Submitted to: Soil Biology and Biochemistry
Publication Type: Peer Reviewed Journal
Publication Acceptance Date: 4/14/2003
Publication Date: N/A
Citation: Interpretive Summary: The stability of soil organic matter is important in terms of the ability of agriculture take up carbon dioxide from the atmosphere and reduce global warming. Tillage has been associated with decreasing soil organic matter and consequently a deterioration of soil quality. Studies of agricultural systems under long-term management involving plow-tillage and no-tillage practices as well as undisturbed native soils have demonstrated that tillage has marked influence on soil organic matter content with release of inorganic nitrogen and carbon. The nature of soil nitrogen protected by the intact structure of soil and released by tillage was studied in the laboratory by use of N isotope labeling of soil N followed by simulation of tillage by sieving. The simulation of tillage by breakup of the larger soil structure caused a small release of N from a pool which was otherwise protected against microbial decomposition. The use of soil crushing for disruption of larger macroaggregates and chemical fumigation for perturbation of the microbial biomass increased the release from both active and protected N pools. But the composition of nitrogen pools released by these treatments were indistinguishable, suggesting that the released N originated from the same pool, namely the soil microbial biomass pool. This study provides further evidence of the importance of soil microorganisms in the stability of soil organic matter within agricultural systems.
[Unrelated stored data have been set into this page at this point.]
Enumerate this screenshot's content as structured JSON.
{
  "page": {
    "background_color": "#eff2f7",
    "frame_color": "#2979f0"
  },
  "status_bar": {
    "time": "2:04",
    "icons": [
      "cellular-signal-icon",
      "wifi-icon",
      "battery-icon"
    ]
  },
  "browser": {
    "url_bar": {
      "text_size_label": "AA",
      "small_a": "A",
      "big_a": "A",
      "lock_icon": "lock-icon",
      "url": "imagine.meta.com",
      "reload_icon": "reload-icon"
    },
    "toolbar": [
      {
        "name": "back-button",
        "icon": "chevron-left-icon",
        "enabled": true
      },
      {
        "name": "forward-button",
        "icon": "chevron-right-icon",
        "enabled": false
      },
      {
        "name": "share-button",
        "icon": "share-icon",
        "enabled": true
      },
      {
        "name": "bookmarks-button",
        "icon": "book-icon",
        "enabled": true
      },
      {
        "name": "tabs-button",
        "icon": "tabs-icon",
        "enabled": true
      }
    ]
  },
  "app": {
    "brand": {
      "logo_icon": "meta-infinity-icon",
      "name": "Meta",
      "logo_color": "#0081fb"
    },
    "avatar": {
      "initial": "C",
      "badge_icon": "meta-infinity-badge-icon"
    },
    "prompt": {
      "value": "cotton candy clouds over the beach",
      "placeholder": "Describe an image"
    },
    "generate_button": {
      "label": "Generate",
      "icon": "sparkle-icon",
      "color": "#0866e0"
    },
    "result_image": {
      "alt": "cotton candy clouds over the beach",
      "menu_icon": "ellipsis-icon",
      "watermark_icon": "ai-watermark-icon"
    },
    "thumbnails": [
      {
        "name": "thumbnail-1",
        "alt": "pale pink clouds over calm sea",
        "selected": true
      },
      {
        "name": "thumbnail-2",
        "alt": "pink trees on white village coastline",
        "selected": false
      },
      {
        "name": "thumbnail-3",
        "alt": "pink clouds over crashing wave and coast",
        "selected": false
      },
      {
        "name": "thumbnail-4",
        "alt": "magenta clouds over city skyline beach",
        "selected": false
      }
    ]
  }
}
Technical Abstract: Tillage is known to decrease soil organic N and C pools with negative consequences for soil quality. This decrease is thought partly to be caused by exposure of protected organic matter to microbial degradation by the disturbance of soil structure. Little is known, however, about the short- term effects of tillage on release of N and C from soils, and the release needs to be related to microbial activity of soil organic pools. The dilution of 15-N label in the inorganic N pool mineralized during 14 days incubation of the sieved samples relative to intact samples was used for calculation of active and protected N release. The simulation of tillage caused a small release of N from a pool which was otherwise protected against microbial degradation. The use of soil crushing for disruption of larger macroaggregates (>425 micron) and chloroform fumigation for perturbation of the microbial biomass increased the release from both active and protected N pools. The relative contribution from the protected N pool was, however, similar in the three treatments (22-27%), thus the pools subjected to mineralization were characterized by similar degrees of protection. When comparing the isotopic composition, the pools of N mineralized were indistinguishable, suggesting that the released N originated from the same pool, that is the soil microbial biomass. The results also indicate that the microbial biomass contained a significant pool of protected (inactive) N, and that the larger macroaggregates were equally important for protection of soil N from microbial degradation as the whole-soil. The macroaggregates nevertheless held a large pool of labile N (active + protected) which may potentially be released by soil structure disturbance.